Let me tell you this morning's parable with a slightly different twist.
Vic the owner of the vineyard has done this little ritual of employing people each day to go to his vineyard for 32 years now. The ones that are up and about and eagerly looking for work at 7:30am he cheerfully employs and they have never let him down. But not everyone is quite like that . The next wave when he goes out looking for employees will do the work, but they stop and yak half way down the row of vines, he knows that they eat some of the grapes and flirt with each other.
But the ones that are there at 10:00am are quite rightly those that no one wants to employ. When Vic asks Sheree “Why are you standing idle and not doing work?” He knows full well what the answer will be.
“Because no one has given us any work”. And… thinks Vic quietly to himself.. there is a good reason for that.
You see Sheree and Vic have a bit of a history. Vic knows what Sheree is going to do with her denarius even before they have formally signed the contract.. He knows that she has a nasty little addiction to the juice of the grapes that she is about to go and harvest. He knows that she was there late yesterday morning at the marketplace, hungover and looking for work. He knows that she enjoys a very single way of life. And he knows that she was there at 10am at the marketplace the day before and the day before that.
But today he has a point to make and his point is not directed to Sheree or her down and out mates. It’s directed to some of those who were in the first group of people he employed at the crack of the dawn. It’s towards Jungle John who is a self righteous git.
Notice in the parable that Vic always knows what he is going to do at the end of the day. He directs the Pete paymaster to pay the Sheree and her mates first in front of the diligent and the shiny, in front of Jungle John.. and he directs Pete to give them a denarius. A full days pay.
Why? Because Vic knows that Jungle John will sneer at Sheree and give her a hard time. So Vic the vigneron skilfully sets up the scenario where Jungle John sees that Sheree gets a full days pay and Jungle John wrongfully assumes that he is going to extra. Not so. Jungle John gets what is in his contract and he is pretty jolly cranky about it.

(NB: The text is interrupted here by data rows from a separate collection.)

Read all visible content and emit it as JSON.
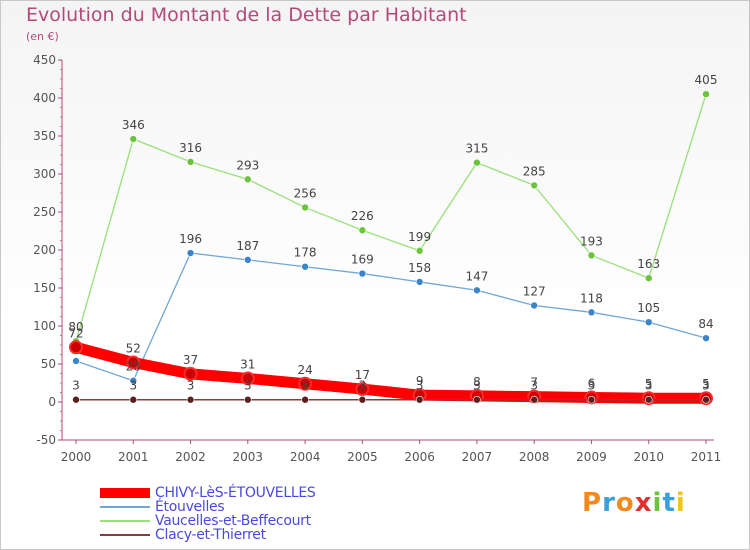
{
  "chart_data": {
    "type": "line",
    "title": "Evolution du Montant de la Dette par Habitant",
    "subtitle": "(en €)",
    "x": [
      "2000",
      "2001",
      "2002",
      "2003",
      "2004",
      "2005",
      "2006",
      "2007",
      "2008",
      "2009",
      "2010",
      "2011"
    ],
    "ylim": [
      -50,
      450
    ],
    "yticks": [
      -50,
      0,
      50,
      100,
      150,
      200,
      250,
      300,
      350,
      400,
      450
    ],
    "grid": false,
    "legend_position": "bottom-left",
    "series": [
      {
        "name": "CHIVY-LèS-ÉTOUVELLES",
        "color": "#ff0000",
        "marker_color": "#cc0000",
        "values": [
          72,
          52,
          37,
          31,
          24,
          17,
          9,
          8,
          7,
          6,
          5,
          5
        ],
        "labels": [
          "72",
          "52",
          "37",
          "31",
          "24",
          "17",
          "9",
          "8",
          "7",
          "6",
          "5",
          "5"
        ]
      },
      {
        "name": "Étouvelles",
        "color": "#6fa8d6",
        "marker_color": "#3a85c9",
        "values": [
          54,
          28,
          196,
          187,
          178,
          169,
          158,
          147,
          127,
          118,
          105,
          84
        ],
        "labels": [
          "",
          "28",
          "196",
          "187",
          "178",
          "169",
          "158",
          "147",
          "127",
          "118",
          "105",
          "84"
        ]
      },
      {
        "name": "Vaucelles-et-Beffecourt",
        "color": "#99e07a",
        "marker_color": "#6cc43c",
        "values": [
          80,
          346,
          316,
          293,
          256,
          226,
          199,
          315,
          285,
          193,
          163,
          405
        ],
        "labels": [
          "80",
          "346",
          "316",
          "293",
          "256",
          "226",
          "199",
          "315",
          "285",
          "193",
          "163",
          "405"
        ]
      },
      {
        "name": "Clacy-et-Thierret",
        "color": "#8a3a3a",
        "marker_color": "#5a1f1f",
        "values": [
          3,
          3,
          3,
          3,
          3,
          3,
          3,
          3,
          3,
          3,
          3,
          3
        ],
        "labels": [
          "3",
          "3",
          "3",
          "3",
          "3",
          "3",
          "3",
          "3",
          "3",
          "3",
          "3",
          "3"
        ]
      }
    ]
  },
  "logo": {
    "text": "Proxiti",
    "letters": [
      "P",
      "r",
      "o",
      "x",
      "i",
      "t",
      "i"
    ],
    "colors": [
      "#f28a1e",
      "#3aa0dc",
      "#f28a1e",
      "#e0312e",
      "#6cc43c",
      "#3aa0dc",
      "#f2c21e"
    ]
  }
}
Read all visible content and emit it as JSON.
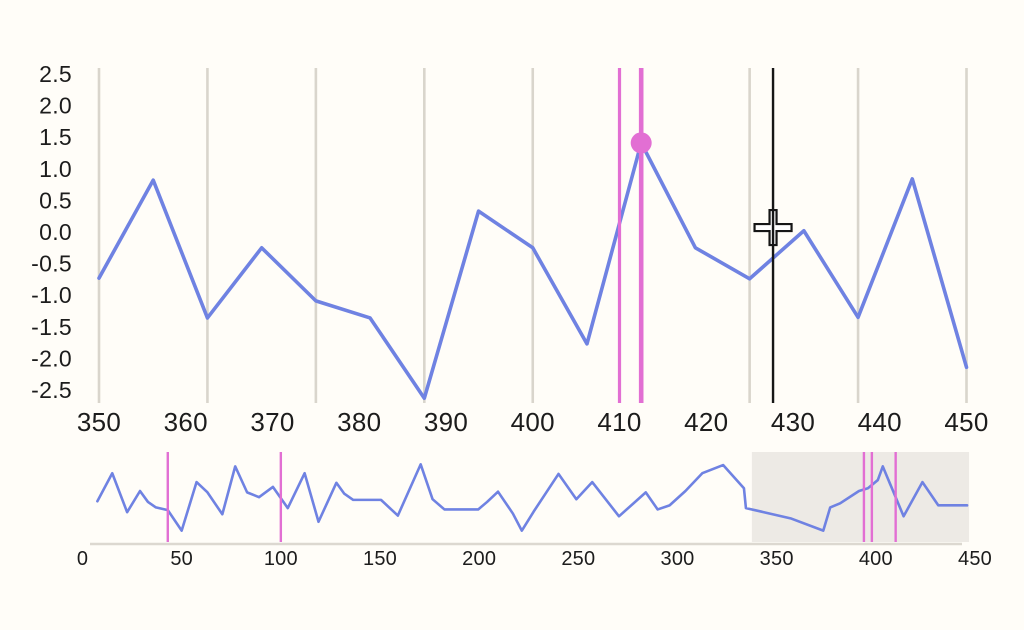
{
  "colors": {
    "page_background": "#fffdf8",
    "series_blue": "#6f82e2",
    "event_pink": "#e26fd3",
    "gridline_gray": "#d9d5cc",
    "cursor_black": "#161616",
    "axis_label": "#1c1c1c",
    "navigator_shade": "#edeae5",
    "navigator_axis_line": "#dcd8d0",
    "crosshair_fill": "#ffffff"
  },
  "chart_data": [
    {
      "type": "line",
      "role": "main-detail-chart",
      "title": "",
      "xlabel": "",
      "ylabel": "",
      "x_range": [
        350,
        450
      ],
      "y_range": [
        -2.5,
        2.5
      ],
      "grid": "vertical-only",
      "legend": "none",
      "x_tick_labels": [
        "350",
        "360",
        "370",
        "380",
        "390",
        "400",
        "410",
        "420",
        "430",
        "440",
        "450"
      ],
      "x_tick_values": [
        350,
        360,
        370,
        380,
        390,
        400,
        410,
        420,
        430,
        440,
        450
      ],
      "y_tick_labels": [
        "2.5",
        "2.0",
        "1.5",
        "1.0",
        "0.5",
        "0.0",
        "-0.5",
        "-1.0",
        "-1.5",
        "-2.0",
        "-2.5"
      ],
      "y_tick_values": [
        2.5,
        2.0,
        1.5,
        1.0,
        0.5,
        0.0,
        -0.5,
        -1.0,
        -1.5,
        -2.0,
        -2.5
      ],
      "gridline_x_values": [
        350,
        362.5,
        375,
        387.5,
        400,
        412.5,
        425,
        437.5,
        450
      ],
      "series": [
        {
          "name": "signal",
          "x": [
            350,
            356.25,
            362.5,
            368.75,
            375,
            381.25,
            387.5,
            393.75,
            400,
            406.25,
            412.5,
            418.75,
            425,
            431.25,
            437.5,
            443.75,
            450
          ],
          "y": [
            -0.73,
            0.82,
            -1.36,
            -0.25,
            -1.09,
            -1.36,
            -2.63,
            0.33,
            -0.25,
            -1.77,
            1.41,
            -0.25,
            -0.74,
            0.02,
            -1.35,
            0.84,
            -2.14
          ]
        }
      ],
      "event_lines": [
        {
          "x": 410,
          "style": "thin"
        },
        {
          "x": 412.5,
          "style": "thick"
        }
      ],
      "highlight_point": {
        "x": 412.5,
        "y": 1.41
      },
      "cursor": {
        "x": 427.7,
        "y": 0.07
      }
    },
    {
      "type": "line",
      "role": "overview-navigator-chart",
      "x_range": [
        0,
        450
      ],
      "y_range": [
        -3,
        3
      ],
      "x_tick_labels": [
        "0",
        "50",
        "100",
        "150",
        "200",
        "250",
        "300",
        "350",
        "400",
        "450"
      ],
      "x_tick_values": [
        0,
        50,
        100,
        150,
        200,
        250,
        300,
        350,
        400,
        450
      ],
      "selection_window": {
        "start": 337.5,
        "end": 447
      },
      "event_lines_x": [
        43,
        100,
        394,
        398,
        410
      ],
      "series": [
        {
          "name": "signal-overview",
          "x": [
            7.5,
            15,
            22.5,
            29,
            33,
            37,
            43,
            50,
            57.5,
            63,
            70.5,
            77,
            83,
            89,
            96,
            103.5,
            112,
            119,
            128,
            132,
            136.5,
            150.5,
            159,
            170.5,
            176.5,
            182.5,
            199.5,
            204,
            209.5,
            217,
            221.5,
            227.5,
            240,
            249,
            257,
            270.5,
            284,
            290,
            296,
            304,
            312.5,
            323,
            333.5,
            334.5,
            357,
            373.5,
            377,
            382,
            391.5,
            396,
            401,
            403.5,
            414,
            423.5,
            431.5,
            446
          ],
          "y": [
            -0.15,
            1.9,
            -0.95,
            0.6,
            -0.2,
            -0.6,
            -0.8,
            -2.3,
            1.25,
            0.5,
            -1.1,
            2.4,
            0.5,
            0.15,
            0.9,
            -0.65,
            1.9,
            -1.65,
            1.2,
            0.4,
            -0.05,
            -0.05,
            -1.2,
            2.55,
            0.0,
            -0.75,
            -0.75,
            -0.2,
            0.55,
            -1.05,
            -2.3,
            -0.9,
            1.85,
            0.0,
            1.25,
            -1.25,
            0.5,
            -0.75,
            -0.45,
            0.6,
            1.9,
            2.5,
            0.8,
            -0.65,
            -1.4,
            -2.3,
            -0.6,
            -0.3,
            0.6,
            0.8,
            1.4,
            2.4,
            -1.25,
            1.25,
            -0.45,
            -0.45
          ]
        }
      ]
    }
  ]
}
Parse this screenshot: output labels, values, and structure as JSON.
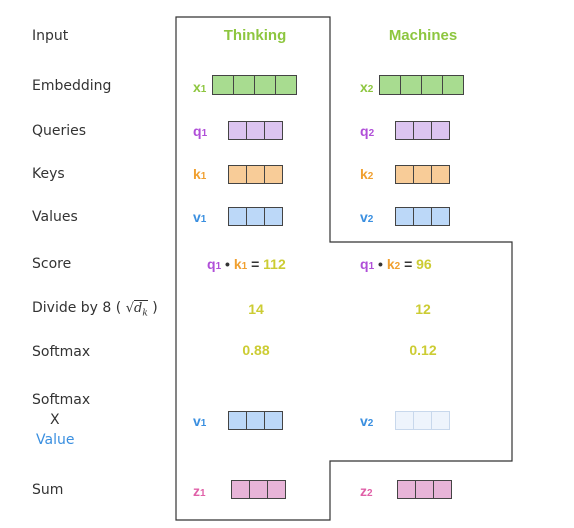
{
  "row_labels": {
    "input": "Input",
    "embedding": "Embedding",
    "queries": "Queries",
    "keys": "Keys",
    "values": "Values",
    "score": "Score",
    "divide_prefix": "Divide by 8 (",
    "divide_sqrt": "√",
    "divide_dk": "d",
    "divide_dk_sub": "k",
    "divide_suffix": ")",
    "softmax": "Softmax",
    "softmax_x_value_line1": "Softmax",
    "softmax_x_value_line2": "X",
    "softmax_x_value_line3": "Value",
    "sum": "Sum"
  },
  "words": [
    {
      "header": "Thinking",
      "x_label": "x",
      "x_sub": "1",
      "q_label": "q",
      "q_sub": "1",
      "k_label": "k",
      "k_sub": "1",
      "v_label": "v",
      "v_sub": "1",
      "score_q": "q",
      "score_q_sub": "1",
      "score_dot": "•",
      "score_k": "k",
      "score_k_sub": "1",
      "score_eq": "=",
      "score_value": "112",
      "divided": "14",
      "softmax": "0.88",
      "wv_label": "v",
      "wv_sub": "1",
      "z_label": "z",
      "z_sub": "1"
    },
    {
      "header": "Machines",
      "x_label": "x",
      "x_sub": "2",
      "q_label": "q",
      "q_sub": "2",
      "k_label": "k",
      "k_sub": "2",
      "v_label": "v",
      "v_sub": "2",
      "score_q": "q",
      "score_q_sub": "1",
      "score_dot": "•",
      "score_k": "k",
      "score_k_sub": "2",
      "score_eq": "=",
      "score_value": "96",
      "divided": "12",
      "softmax": "0.12",
      "wv_label": "v",
      "wv_sub": "2",
      "z_label": "z",
      "z_sub": "2"
    }
  ],
  "colors": {
    "header": "#8dc63f",
    "x": "#8dc63f",
    "q": "#b04fd8",
    "k": "#f0a030",
    "v": "#3a8fe0",
    "z": "#e060a8",
    "value_text": "#cccc33",
    "label": "#333333",
    "value_word": "#3a8fe0",
    "embedding_fill": "#a8dc90",
    "query_fill": "#dcc4f0",
    "key_fill": "#f8cc98",
    "value_fill": "#bcd8f8",
    "value_faded_fill": "#eef4fc",
    "sum_fill": "#e8b4d8"
  }
}
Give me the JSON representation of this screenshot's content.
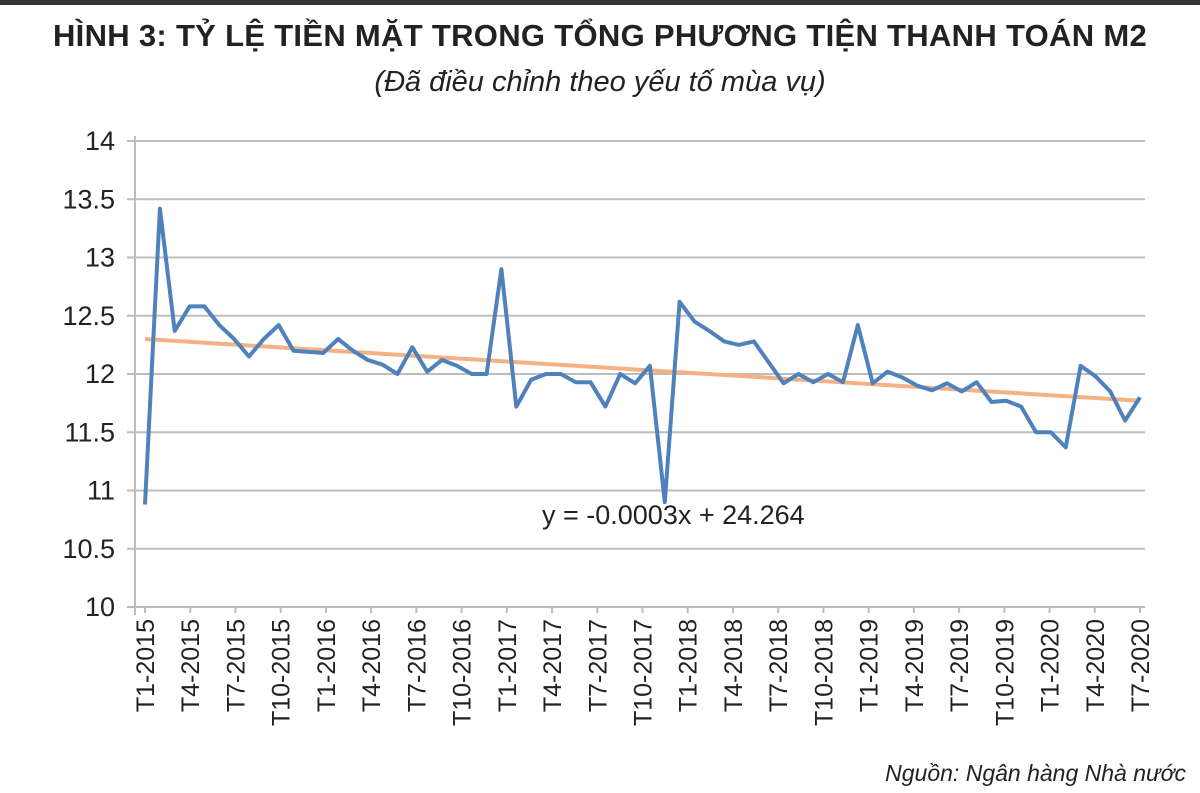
{
  "chart_data": {
    "type": "line",
    "title": "HÌNH 3: TỶ LỆ TIỀN MẶT TRONG TỔNG PHƯƠNG TIỆN THANH TOÁN M2",
    "subtitle": "(Đã điều chỉnh theo yếu tố mùa vụ)",
    "source": "Nguồn: Ngân hàng Nhà nước",
    "xlabel": "",
    "ylabel": "",
    "ylim": [
      10,
      14
    ],
    "yticks": [
      "10",
      "10.5",
      "11",
      "11.5",
      "12",
      "12.5",
      "13",
      "13.5",
      "14"
    ],
    "xticks": [
      "T1-2015",
      "T4-2015",
      "T7-2015",
      "T10-2015",
      "T1-2016",
      "T4-2016",
      "T7-2016",
      "T10-2016",
      "T1-2017",
      "T4-2017",
      "T7-2017",
      "T10-2017",
      "T1-2018",
      "T4-2018",
      "T7-2018",
      "T10-2018",
      "T1-2019",
      "T4-2019",
      "T7-2019",
      "T10-2019",
      "T1-2020",
      "T4-2020",
      "T7-2020"
    ],
    "grid": "horizontal",
    "series": [
      {
        "color": "#4f81bd",
        "values": [
          10.88,
          13.42,
          12.37,
          12.58,
          12.58,
          12.42,
          12.3,
          12.15,
          12.3,
          12.42,
          12.2,
          12.19,
          12.18,
          12.3,
          12.2,
          12.12,
          12.08,
          12.0,
          12.23,
          12.02,
          12.12,
          12.07,
          12.0,
          12.0,
          12.9,
          11.72,
          11.95,
          12.0,
          12.0,
          11.93,
          11.93,
          11.72,
          12.0,
          11.92,
          12.07,
          10.9,
          12.62,
          12.45,
          12.37,
          12.28,
          12.25,
          12.28,
          12.1,
          11.92,
          12.0,
          11.93,
          12.0,
          11.93,
          12.42,
          11.92,
          12.02,
          11.97,
          11.9,
          11.86,
          11.92,
          11.85,
          11.93,
          11.76,
          11.77,
          11.72,
          11.5,
          11.5,
          11.37,
          12.07,
          11.98,
          11.85,
          11.6,
          11.8
        ]
      }
    ],
    "trendline": {
      "color": "#f4b183",
      "equation": "y = -0.0003x + 24.264",
      "start_value": 12.3,
      "end_value": 11.77
    }
  }
}
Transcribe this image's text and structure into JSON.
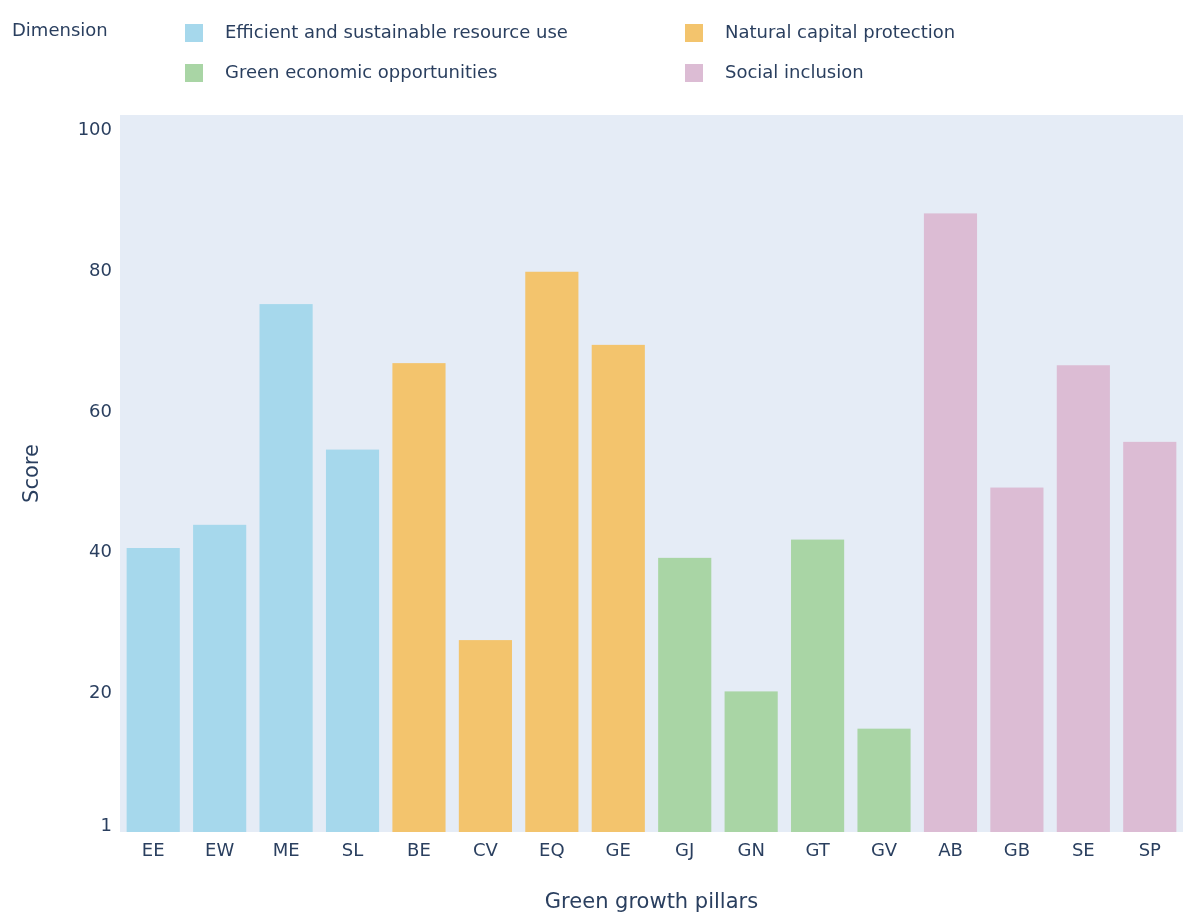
{
  "chart_data": {
    "type": "bar",
    "xlabel": "Green growth pillars",
    "ylabel": "Score",
    "legend_title": "Dimension",
    "legend": "top",
    "categories": [
      "EE",
      "EW",
      "ME",
      "SL",
      "BE",
      "CV",
      "EQ",
      "GE",
      "GJ",
      "GN",
      "GT",
      "GV",
      "AB",
      "GB",
      "SE",
      "SP"
    ],
    "series": [
      {
        "name": "Efficient and sustainable resource use",
        "color": "#a6d8ec",
        "values": [
          40.4,
          43.7,
          75.1,
          54.4,
          null,
          null,
          null,
          null,
          null,
          null,
          null,
          null,
          null,
          null,
          null,
          null
        ]
      },
      {
        "name": "Natural capital protection",
        "color": "#f3c46d",
        "values": [
          null,
          null,
          null,
          null,
          66.7,
          27.3,
          79.7,
          69.3,
          null,
          null,
          null,
          null,
          null,
          null,
          null,
          null
        ]
      },
      {
        "name": "Green economic opportunities",
        "color": "#a9d5a5",
        "values": [
          null,
          null,
          null,
          null,
          null,
          null,
          null,
          null,
          39,
          20,
          41.6,
          14.7,
          null,
          null,
          null,
          null
        ]
      },
      {
        "name": "Social inclusion",
        "color": "#dcbcd4",
        "values": [
          null,
          null,
          null,
          null,
          null,
          null,
          null,
          null,
          null,
          null,
          null,
          null,
          88,
          49,
          66.4,
          55.5
        ]
      }
    ],
    "ylim": [
      0,
      102
    ],
    "yticks": [
      1,
      20,
      40,
      60,
      80,
      100
    ],
    "grid": false
  }
}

And it is Jungle John who says.
“How come Vic? We have worked hard all day and get a denarius and Sheree who is a gadabout and a soak gets the same pay as us. What gives Vic?" and at that point Vic gently points jungle John to the wording of his contract and gives him a passive aggressive flea in his ear.
I rather like Vic. For lots of reasons. The way he levels the playing field for one thing. The way that he gets Jungle John to have a good long hard look at himself. But perhaps most of all, the way that he is prepared to take yet another chance on Sheree. Just for that one single day Vic is prepared to give her an opportunity and just for that one single day she has some comfort, some reassurance that tonight she will not go hungry. Just for a few hours she has security.
It’s always fun to try and think of what happened after the parable.
‘What if’ as I am fond of saying. What if….
The next morning when Vic has to go to the market place again and hire some workers, because the fruit really does need to come off the vine and quickly. The cause is urgent and will not wait.
You would like to think that Sheree would be there early and mended her ways and got her stuff together. You would like to think that Vic’s patient generosity has worked its magic. But no, sadly the Sheree rocks up late… again, hungover, looking disheveled and desperate… again.
My friends, the good news is Vic shows us how God loves us. Even though we can develop disappointing habits, even though we are flawed and fractured, even though we are recalcitrant.. it is to these little ones, the scoundrels, the tax collectors, the wine bibbers, the prostitutes and the ones who are slack and stuck in their ways. It is to these late in the morning folk, people like us, people who really don’t deserve yet another chance. It is precisely to people like this that The Master of the vineyard still comes to us, looks straight through and knows us better than we know ourselves. And He still says to us “Come on. I want you to work in my vineyard. And your reward will be as promised. Nothing more nothing less. Come on there is work to do. The harvest is urgent and it is you I want.” Even so we come.